Amidst all the festivities last week I almost forgot to mark an important anniversary. My lockiversary, I guess. My dreadlocks just turned two years old.
Dreading my hair was one of the better decisions I've made in my life. My mornings are SO much easier without the demands of hair that needs styling. I wash my head only when my scalp feels itchy, which ends up being about once or twice a month. I don't usually admit how infrequently I shampoo; I hope it doesn't sound too gross. I'm pretty finicky in general about cleanliness, and the truth is my locks never feel oily or smelly. If they did I'd wash them more.
The other nice thing about the dreadlocks is that each lock is like a little pillow. I feel like they're equally part hair and air at this stage, which means that they're not at all heavy, and I don't feel the same pulling on my head that I did when I had regular curly hair. I don't know if other people experience this, but my curls pulled on each other all the friggin time.

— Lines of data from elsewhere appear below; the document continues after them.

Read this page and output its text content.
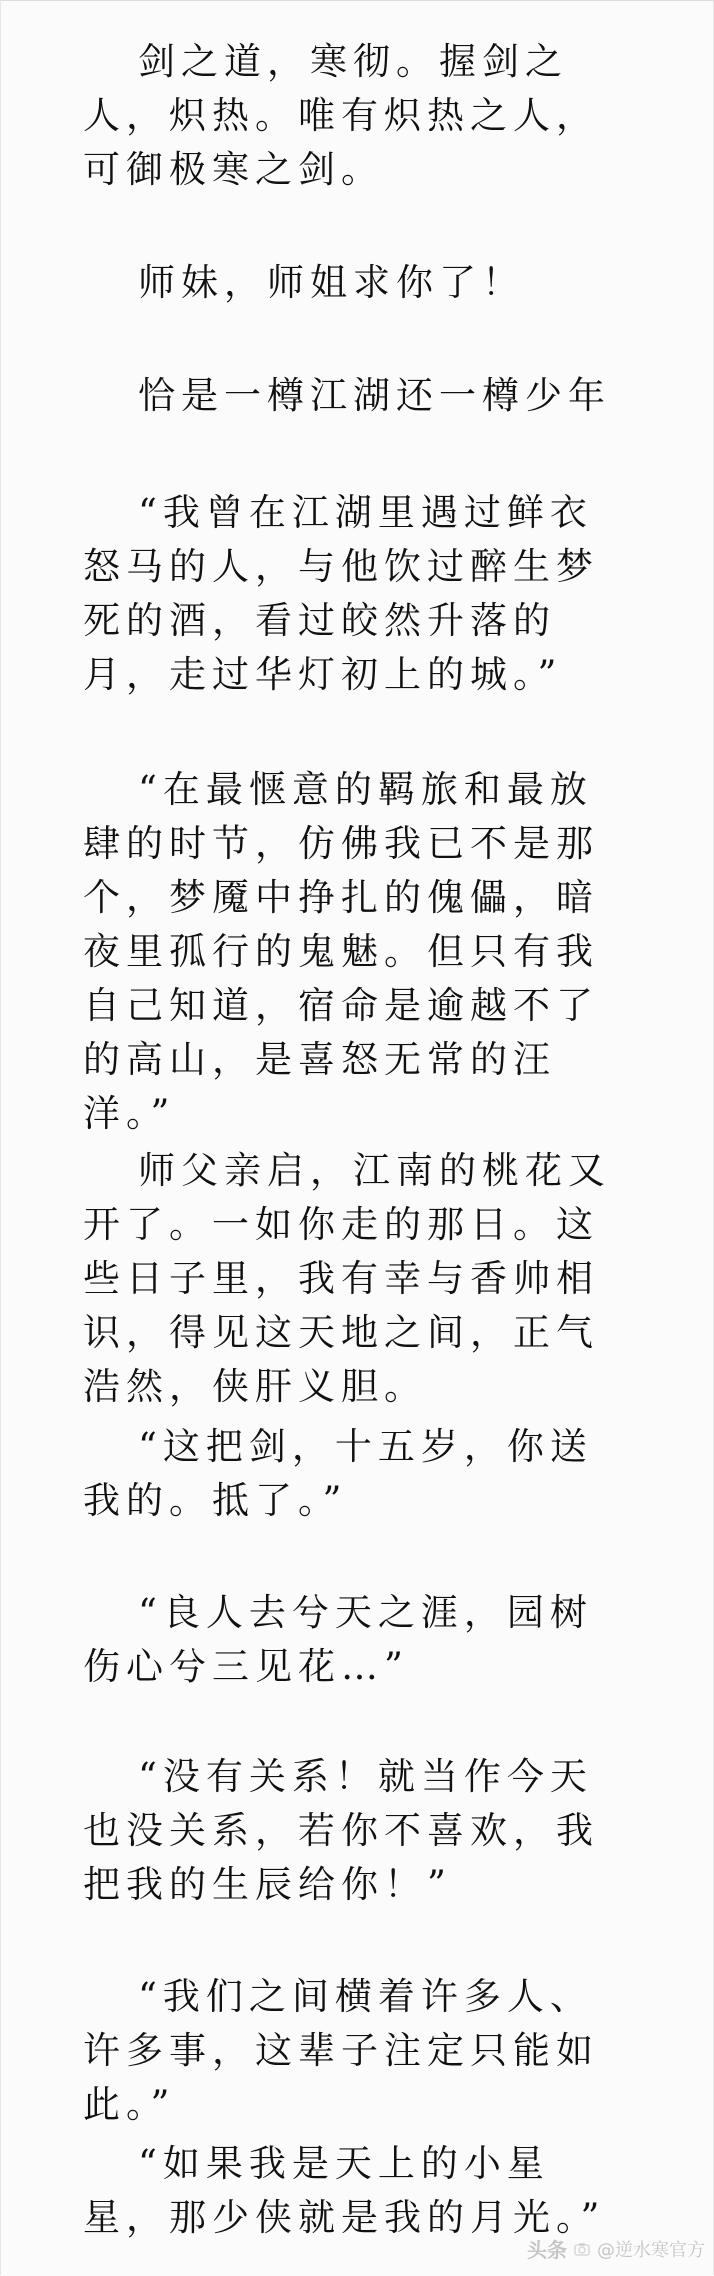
剑之道，寒彻。握剑之人，炽热。唯有炽热之人，可御极寒之剑。

师妹，师姐求你了！

恰是一樽江湖还一樽少年

“我曾在江湖里遇过鲜衣怒马的人，与他饮过醉生梦死的酒，看过皎然升落的月，走过华灯初上的城。”

“在最惬意的羁旅和最放肆的时节，仿佛我已不是那个，梦魇中挣扎的傀儡，暗夜里孤行的鬼魅。但只有我自己知道，宿命是逾越不了的高山，是喜怒无常的汪洋。”

师父亲启，江南的桃花又开了。一如你走的那日。这些日子里，我有幸与香帅相识，得见这天地之间，正气浩然，侠肝义胆。

“这把剑，十五岁，你送我的。抵了。”

“良人去兮天之涯，园树伤心兮三见花…”

“没有关系！就当作今天也没关系，若你不喜欢，我把我的生辰给你！”

“我们之间横着许多人、许多事，这辈子注定只能如此。”

“如果我是天上的小星星，那少侠就是我的月光。”

头条 @逆水寒官方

For someone who has struggled with sensory integration, not feeling my hair pull is a BIG DEAL. It's like if you can imagine a car alarm always going somewhere in the distance, and then one day someone finally turns it off.
I now have friends who never knew me WITHOUT dreadlocks. Which is weird. I wonder if that affects how they see me. I wonder if they think I am 100% the embodiment of a hippy. A natural born flower-child who always tuned her emotions to the ebb and flow of the seasons.
I wonder if anyone sees me the way I see myself, a child of unspeakable privilege who is still working on her judgmental classist rehabilitation.
As for the dreadlocks themselves, they've changed a bit in the past year. They are tighter and less wispy on the outsides, though they're still awfully kinked up, with these little wubbles and turns everywhere. I thought those bumps would work themselves out over time, but the answer seems to be either NO or NOT YET. Or maybe if I did some maintenance I could get the dreads more uniform, but since my life is a little hectic right now I'm willing to accept whatever my hair looks like.
I wish I could say that dreadlocks changed me in some fundamental way over the past two years. That I am a calmer person, or a more accepting person, or a person who cares little about outward appearances. In reality, I am a person with ten extra minutes in the morning. With fewer headaches at the end of the day. I am still stressed out, hurried, and judgmental of myself and others. I'm still a bit of a classist brat. But I don't look as much like one, and that's at least a step in the right direction.